Avoiding “moral and social collapse”

StubbsGazette Editor

If there are four words that stand out from the admirably clear and concise report of the Inter-Departmental Mortgage Arrears Working Group published this week, they are “all solutions carry consequences”. In short, someone always has to pay – but the process of allocating the debt threatens to cause turmoil in the economy and wider society.

The words over “consequences” sum up the intractable problem that faced the Group – and now faces the government – as it moves to deal with the most destructive and emotive issue in the country.

Sovereign debt is by comparison an abstract problem. Mortgage debt – literally – hits home.

But it is not just those in hopeless negative equity or whose livelihoods have been taken away from them who are exercised on the subject. It is also the vast majority of individuals who are – despite the most trying of circumstances – are making the payments each month.

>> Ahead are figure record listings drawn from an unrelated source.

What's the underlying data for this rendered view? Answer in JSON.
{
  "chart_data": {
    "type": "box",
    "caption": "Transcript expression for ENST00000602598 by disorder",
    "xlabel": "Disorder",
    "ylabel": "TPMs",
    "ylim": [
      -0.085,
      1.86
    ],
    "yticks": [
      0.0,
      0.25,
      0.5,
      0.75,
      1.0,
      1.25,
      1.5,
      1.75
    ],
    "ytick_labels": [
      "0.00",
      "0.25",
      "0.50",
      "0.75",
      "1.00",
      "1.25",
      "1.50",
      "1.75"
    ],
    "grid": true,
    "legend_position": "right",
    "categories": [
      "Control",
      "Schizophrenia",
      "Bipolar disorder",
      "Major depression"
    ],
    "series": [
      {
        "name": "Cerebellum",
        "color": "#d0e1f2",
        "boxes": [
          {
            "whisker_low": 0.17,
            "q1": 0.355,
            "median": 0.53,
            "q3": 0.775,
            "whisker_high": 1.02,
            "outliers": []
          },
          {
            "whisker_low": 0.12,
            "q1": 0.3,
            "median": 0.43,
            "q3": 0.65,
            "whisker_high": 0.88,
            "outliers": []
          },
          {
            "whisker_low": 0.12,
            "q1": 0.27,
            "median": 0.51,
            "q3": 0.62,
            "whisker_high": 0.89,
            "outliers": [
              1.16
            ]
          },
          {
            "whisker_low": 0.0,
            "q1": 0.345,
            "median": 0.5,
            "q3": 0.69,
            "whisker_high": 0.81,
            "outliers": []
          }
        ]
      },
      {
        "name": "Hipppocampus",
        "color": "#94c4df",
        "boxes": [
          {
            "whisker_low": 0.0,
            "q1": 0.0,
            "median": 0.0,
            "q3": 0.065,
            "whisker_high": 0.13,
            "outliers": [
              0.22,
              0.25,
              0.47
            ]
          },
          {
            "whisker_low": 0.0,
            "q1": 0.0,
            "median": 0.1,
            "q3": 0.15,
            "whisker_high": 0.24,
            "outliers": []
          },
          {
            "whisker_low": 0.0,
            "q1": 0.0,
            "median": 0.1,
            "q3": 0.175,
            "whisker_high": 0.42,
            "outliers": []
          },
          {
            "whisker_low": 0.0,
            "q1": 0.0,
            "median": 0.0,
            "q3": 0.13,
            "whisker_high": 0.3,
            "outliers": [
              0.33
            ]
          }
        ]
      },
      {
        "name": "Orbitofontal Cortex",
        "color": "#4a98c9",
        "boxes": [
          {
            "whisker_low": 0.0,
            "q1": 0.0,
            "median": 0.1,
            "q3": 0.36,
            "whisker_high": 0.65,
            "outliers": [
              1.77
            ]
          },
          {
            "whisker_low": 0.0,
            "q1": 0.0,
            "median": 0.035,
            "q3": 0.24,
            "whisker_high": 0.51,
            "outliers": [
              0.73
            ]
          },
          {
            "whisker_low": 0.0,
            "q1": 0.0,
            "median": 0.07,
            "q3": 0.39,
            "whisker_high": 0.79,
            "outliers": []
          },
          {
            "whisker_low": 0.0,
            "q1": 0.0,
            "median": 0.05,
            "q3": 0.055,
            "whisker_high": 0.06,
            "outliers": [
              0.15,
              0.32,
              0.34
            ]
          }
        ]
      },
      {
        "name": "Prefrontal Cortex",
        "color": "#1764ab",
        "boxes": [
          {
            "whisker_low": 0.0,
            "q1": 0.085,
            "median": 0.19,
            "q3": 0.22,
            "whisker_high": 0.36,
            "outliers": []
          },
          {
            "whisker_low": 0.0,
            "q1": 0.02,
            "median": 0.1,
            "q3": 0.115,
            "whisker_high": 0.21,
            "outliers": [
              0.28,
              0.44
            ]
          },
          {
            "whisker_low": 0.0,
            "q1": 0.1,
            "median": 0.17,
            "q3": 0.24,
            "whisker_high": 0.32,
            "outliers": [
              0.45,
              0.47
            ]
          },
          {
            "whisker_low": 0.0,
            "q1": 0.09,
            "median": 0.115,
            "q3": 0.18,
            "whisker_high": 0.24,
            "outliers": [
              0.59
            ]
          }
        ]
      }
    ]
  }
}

Extreme circumstances have conspired to set the interests of these two groups against each other like never before. True, many of those who find themselves in the fortunate position of having affordable mortgages are not by definition unsympathetic to those in difficulties – in many cases these unfortunates may well be known as friends and family. But it is a fact that, if debt forgiveness is to be the solution, someone else must pay. As we know, “all solutions carry consequences”.

Sensibly, the Mortgage Arrears Working Group rules out blanket debt/negative equity forgiveness and instead suggests that the issue of mortgage difficulty can only be considered on a case-by-case basis having regard to the individual circumstances.

This is just as well and this recommendation, combined the consistent utterances of the Taoiseach and the government to the same effect over the past few months, may at least have put an end to the increasing level of “strategic default” that is known to be a factor in the market: those people who “can pay” but, hoping for blanket forgiveness or some other sort of relief, decide they “won’t pay”.

Yet the situation deteriorates daily. Arrears are growing and there are now over 45,000 households with some 55,000 mortgage accounts which are now 90 days past due with their mortgage payments. There are approximately 56,000 households with some 70,000 mortgage accounts with restructured loans. Indicators confirm expectations that the trend in arrears is still upward.

Things would of course be much worse were it not for a historically low interest rate environment that has been sustained by the crisis in Europe which one supposes is a type of silver lining in that darkening cloud. If and when Europe has the latitude to follow its inclination to increase rates, this could be the tipping point for the 88 per cent of those who are making their repayments – and this is something now recognised by the Financial Regulator who has cautioned the banks against making further increases to standard variable rates.
There are now some 300,000 households in negative equity. Of course, there is not necessarily a link between negative equity and mortgage arrears (write-down of the negative equity would help a mortgage holders in arrears but in many cases it is unlikely to create an affordable mortgage) but certainly being in a state of deep negative equity is not recommended for peace of mind. The Central Bank estimates that only 10 per cent to 13 per cent of those in negative equity are in arrears

The principle reason advanced by the Working Group against blanket debt forgiveness is that it is estimated that it would cost in the region of €14 billion to clear the negative equity in the Irish mortgage portfolios
Even if forgiveness was confined to a more targeted population – say, mortgages taken out between 2006 and 2008 – this would cost in the region of €10 billion.

In this affordability question, the Working Group is very much of the same mind as the Government. But there is a massive hole in the argument of unaffordability. This is caused by the government’s adherence to the catastrophic and dysfunctional effects of the bank guarantee that will see up to €70 billion of taxpayers’ money used to forgive the debts of the country’s banking system – effectively bailing out major European banks.

The consequence in this case was forcefully expressed by economist Constantin Gurgdiev on RTE programme The Frontline this week, who spoke of the “moral and social collapse” that is becoming the legacy of this crisis in general and the guarantee in particular.

“The government has clearly chosen to put the priorities of professional risk takers such as bondholders ahead of the priority of the real economy which is the households of the economy,” said Gurgdiev. “And that has the long-term effect of delegitimising democracy in the country, delegitimising the economy, creating cynicism, creating at attitude where people do not want to obey the law, do not want to pay the taxes and they are fully justified in that attitude.”

It is this “moral and social collape” that could well undermine the best efforts of government to sustain an orderly credit regime. The stakes will be heightened once the first repossessions of thousands start to take place.

With the prospect of a draconian budget to come in December, unless the government can persuade the people of the equity behind its plan, or it can persuade our EU partners to share more of the country’s debt burden, the prospect of the country being catapulted back to the bad old days of a rampant black economy are only too real.